Tuesday, May 24, 2016

Detour to Hubble Telescope et al--A reflection

For the past few months, my cuckoo head had decided to turn my head on the big world outside the earth.

Honestly, I know about the eclipses and stuff because that was the content used for my dissertation study.  Since the joint college entrance exam didn't include the subject of planetary science and astronomy, that third year class in senior high school was taken lightly. Also, I haven't touched physics after the joint college entrance exam.

So instead of finishing the final chapter of my book, my head told me, "You ain't got enough meat."

So it demanded and demands and so I went from looking at the pretty picture taken by Grandpa Hubble (Grandpa as in my grandpa Canon) to learning about how Grandpa sees the big out there and how what is seen is captured.

En route, I read a 400-page book about the basics of optics in astronomy, sat in a course on "Fourier Transformation and its applications," revisited my calculus textbook, found myself even more lectures online, and spent a whole lot of time on the Hubble Site.

Then, I found pictures comparing Grandpa's eyesight before and after the spherical aberration thing was fixed and upgrading from WFPC 1 to WFPC 2. There were comparisons of galaxies, star clusters, and so on.
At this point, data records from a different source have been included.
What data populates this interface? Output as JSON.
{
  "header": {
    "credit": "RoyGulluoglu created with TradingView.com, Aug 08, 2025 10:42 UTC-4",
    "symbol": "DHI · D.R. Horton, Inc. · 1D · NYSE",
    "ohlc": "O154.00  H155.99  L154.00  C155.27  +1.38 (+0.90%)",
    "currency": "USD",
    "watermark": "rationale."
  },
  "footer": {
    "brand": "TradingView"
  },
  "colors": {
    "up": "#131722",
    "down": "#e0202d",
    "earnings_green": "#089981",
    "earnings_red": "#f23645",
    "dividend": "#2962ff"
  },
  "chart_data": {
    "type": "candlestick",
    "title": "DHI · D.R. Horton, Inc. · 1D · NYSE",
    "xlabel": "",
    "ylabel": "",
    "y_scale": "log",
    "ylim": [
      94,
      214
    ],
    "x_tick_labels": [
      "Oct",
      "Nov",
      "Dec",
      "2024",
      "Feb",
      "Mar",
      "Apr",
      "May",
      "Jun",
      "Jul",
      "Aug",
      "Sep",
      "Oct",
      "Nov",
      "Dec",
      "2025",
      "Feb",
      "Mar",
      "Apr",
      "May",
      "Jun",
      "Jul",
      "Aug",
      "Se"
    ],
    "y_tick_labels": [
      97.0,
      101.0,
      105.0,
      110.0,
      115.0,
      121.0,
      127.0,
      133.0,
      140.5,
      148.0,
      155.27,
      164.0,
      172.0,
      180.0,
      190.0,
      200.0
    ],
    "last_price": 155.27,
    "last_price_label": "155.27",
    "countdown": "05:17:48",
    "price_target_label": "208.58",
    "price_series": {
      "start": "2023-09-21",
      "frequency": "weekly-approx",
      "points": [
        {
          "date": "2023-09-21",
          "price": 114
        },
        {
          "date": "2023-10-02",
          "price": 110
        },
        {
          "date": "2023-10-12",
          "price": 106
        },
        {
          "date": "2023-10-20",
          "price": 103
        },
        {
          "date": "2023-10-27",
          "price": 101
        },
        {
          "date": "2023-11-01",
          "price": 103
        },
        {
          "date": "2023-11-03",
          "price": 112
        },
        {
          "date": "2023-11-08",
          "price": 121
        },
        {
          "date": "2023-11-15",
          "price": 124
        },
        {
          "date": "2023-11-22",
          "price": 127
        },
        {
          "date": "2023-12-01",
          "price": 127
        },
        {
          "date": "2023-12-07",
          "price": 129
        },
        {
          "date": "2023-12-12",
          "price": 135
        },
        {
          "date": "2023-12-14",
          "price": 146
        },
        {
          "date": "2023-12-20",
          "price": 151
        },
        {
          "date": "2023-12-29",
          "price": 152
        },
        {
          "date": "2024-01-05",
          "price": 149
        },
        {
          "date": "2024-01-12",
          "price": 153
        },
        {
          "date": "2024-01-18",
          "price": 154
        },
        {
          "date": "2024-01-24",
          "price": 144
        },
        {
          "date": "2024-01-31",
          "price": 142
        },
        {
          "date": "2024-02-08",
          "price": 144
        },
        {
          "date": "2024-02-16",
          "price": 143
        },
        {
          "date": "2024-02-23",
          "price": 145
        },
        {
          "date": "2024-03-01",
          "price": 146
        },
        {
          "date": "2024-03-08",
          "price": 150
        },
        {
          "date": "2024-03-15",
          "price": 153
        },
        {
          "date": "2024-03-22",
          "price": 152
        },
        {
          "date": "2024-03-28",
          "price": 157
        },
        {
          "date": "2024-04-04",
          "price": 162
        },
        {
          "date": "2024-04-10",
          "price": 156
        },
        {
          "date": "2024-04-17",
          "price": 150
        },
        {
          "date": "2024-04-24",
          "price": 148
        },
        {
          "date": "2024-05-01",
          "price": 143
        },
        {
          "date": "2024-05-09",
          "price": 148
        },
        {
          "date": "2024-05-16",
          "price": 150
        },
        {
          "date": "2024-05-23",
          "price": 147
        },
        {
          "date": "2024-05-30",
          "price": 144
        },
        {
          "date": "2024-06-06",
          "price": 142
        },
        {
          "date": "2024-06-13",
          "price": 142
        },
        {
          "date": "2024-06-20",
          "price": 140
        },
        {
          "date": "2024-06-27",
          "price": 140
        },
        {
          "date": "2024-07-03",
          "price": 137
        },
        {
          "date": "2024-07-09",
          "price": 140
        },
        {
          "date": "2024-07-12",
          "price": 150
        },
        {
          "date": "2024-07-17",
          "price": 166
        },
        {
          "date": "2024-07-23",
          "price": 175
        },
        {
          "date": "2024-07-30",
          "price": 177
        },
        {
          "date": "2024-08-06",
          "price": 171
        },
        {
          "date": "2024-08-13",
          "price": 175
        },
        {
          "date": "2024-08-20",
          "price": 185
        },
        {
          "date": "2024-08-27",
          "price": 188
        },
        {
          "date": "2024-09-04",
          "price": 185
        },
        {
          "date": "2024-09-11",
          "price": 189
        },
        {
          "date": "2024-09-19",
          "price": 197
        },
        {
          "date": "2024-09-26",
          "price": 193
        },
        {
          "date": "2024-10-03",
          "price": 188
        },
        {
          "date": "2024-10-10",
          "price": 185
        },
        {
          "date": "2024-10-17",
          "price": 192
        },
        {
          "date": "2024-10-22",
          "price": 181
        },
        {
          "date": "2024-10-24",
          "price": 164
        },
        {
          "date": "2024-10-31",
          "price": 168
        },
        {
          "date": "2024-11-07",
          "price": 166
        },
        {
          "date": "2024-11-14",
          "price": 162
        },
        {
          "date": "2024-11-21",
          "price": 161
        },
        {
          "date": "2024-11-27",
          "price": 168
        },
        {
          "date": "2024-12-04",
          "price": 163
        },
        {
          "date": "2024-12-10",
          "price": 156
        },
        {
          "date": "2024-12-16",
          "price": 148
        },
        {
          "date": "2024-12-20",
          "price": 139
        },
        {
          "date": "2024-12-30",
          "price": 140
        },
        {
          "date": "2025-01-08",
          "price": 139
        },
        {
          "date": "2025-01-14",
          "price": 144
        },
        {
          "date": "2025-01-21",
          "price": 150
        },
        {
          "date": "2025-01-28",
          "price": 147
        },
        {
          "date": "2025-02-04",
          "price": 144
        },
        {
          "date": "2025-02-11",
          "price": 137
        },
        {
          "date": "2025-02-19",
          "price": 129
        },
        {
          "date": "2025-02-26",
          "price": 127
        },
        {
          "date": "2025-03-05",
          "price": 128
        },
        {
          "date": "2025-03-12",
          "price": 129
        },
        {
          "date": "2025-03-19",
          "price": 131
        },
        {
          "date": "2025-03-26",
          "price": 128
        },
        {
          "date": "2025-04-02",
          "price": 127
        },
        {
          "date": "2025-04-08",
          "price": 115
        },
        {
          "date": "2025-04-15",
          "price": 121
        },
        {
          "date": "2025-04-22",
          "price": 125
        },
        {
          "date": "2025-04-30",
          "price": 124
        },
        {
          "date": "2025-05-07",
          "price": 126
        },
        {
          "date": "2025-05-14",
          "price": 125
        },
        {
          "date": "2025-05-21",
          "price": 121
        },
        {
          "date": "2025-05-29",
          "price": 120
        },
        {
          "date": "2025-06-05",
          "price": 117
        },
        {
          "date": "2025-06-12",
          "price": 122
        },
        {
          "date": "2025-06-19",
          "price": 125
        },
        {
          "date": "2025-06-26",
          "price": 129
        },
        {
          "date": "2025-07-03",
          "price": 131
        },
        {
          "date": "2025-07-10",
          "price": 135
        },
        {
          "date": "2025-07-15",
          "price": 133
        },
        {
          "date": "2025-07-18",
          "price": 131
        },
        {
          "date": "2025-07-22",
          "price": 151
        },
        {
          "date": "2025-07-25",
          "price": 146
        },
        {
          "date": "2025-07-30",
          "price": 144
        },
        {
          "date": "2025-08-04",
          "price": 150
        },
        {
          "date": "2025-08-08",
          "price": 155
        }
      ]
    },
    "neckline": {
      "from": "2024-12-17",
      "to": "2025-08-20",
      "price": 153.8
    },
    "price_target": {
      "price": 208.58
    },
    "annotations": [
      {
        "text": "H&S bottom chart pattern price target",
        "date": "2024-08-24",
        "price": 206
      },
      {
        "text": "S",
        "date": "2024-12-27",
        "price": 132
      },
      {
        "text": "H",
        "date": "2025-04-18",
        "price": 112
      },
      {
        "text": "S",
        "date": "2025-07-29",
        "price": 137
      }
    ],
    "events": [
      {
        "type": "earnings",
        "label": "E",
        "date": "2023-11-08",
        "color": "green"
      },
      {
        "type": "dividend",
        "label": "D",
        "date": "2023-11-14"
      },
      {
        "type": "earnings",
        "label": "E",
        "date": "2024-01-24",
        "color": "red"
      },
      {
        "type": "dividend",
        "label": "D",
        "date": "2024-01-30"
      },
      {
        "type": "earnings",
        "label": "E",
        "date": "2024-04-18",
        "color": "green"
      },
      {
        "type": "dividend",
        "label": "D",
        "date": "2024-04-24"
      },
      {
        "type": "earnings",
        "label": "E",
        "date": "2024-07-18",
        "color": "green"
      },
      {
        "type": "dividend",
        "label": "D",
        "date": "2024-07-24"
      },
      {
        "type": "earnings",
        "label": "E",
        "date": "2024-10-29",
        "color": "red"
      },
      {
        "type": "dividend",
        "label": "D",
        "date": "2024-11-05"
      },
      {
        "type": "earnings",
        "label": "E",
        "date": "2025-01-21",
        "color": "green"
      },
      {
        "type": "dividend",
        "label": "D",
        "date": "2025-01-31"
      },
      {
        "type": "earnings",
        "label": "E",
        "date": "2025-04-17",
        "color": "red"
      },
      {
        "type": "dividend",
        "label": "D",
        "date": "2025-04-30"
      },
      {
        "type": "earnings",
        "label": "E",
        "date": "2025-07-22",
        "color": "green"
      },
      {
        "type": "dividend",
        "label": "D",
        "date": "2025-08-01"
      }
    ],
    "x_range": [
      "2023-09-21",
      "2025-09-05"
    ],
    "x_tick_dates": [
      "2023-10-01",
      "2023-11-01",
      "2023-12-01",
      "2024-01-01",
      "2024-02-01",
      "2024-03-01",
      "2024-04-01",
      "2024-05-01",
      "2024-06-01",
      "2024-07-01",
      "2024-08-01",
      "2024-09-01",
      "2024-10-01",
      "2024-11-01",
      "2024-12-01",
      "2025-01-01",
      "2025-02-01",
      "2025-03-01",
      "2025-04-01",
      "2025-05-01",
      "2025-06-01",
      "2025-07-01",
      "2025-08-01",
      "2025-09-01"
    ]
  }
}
But, I had my mind a mission of completing a comparison for one star--Melnick 34 or MK 34.

I chose MK 34 because of the inclusion of an image taken by a ground-based telescope. There was ground, WFPC 1 and WFPC 2 images. All I had to do was to find an image of MK 34 taken by WFPC 3. Seemed simple enough.


Unfortunately, nobody seemed to be so intrigued by MK 34 since the time of WFPC3. Rather, the spot light was on the giant bright cluster near by R136 or the runaway star but not on our poor MK 34.

MK 34 is the bright isolated star to the left of the R136 cluster in the righthand panel. (As per Wikipedia)
 I should have found an easier topic. In contrast to a galaxy, star cluster, or nebula, it is far more difficult to identify one star among gazillions of God knows who they are.

In short, I went online asking around and the feedback helped me to nail MK 34 (circled in red).



This, then, allowed me to complete the revolution of MK 34 in the eyes of the beholder.

Comparison of MK 34--ground based observation, WFPC 1, WFPC 2, and WFPC 3 (IR on the left and UV, visible light, IR on the right)

Some time into learning how Hubble sees and captures what we see, I thought of the analog between my pursuit of capturing the dasein of psychosis in words. There is something similar. Unfortunately, time to sign off for my very long beauty sleep.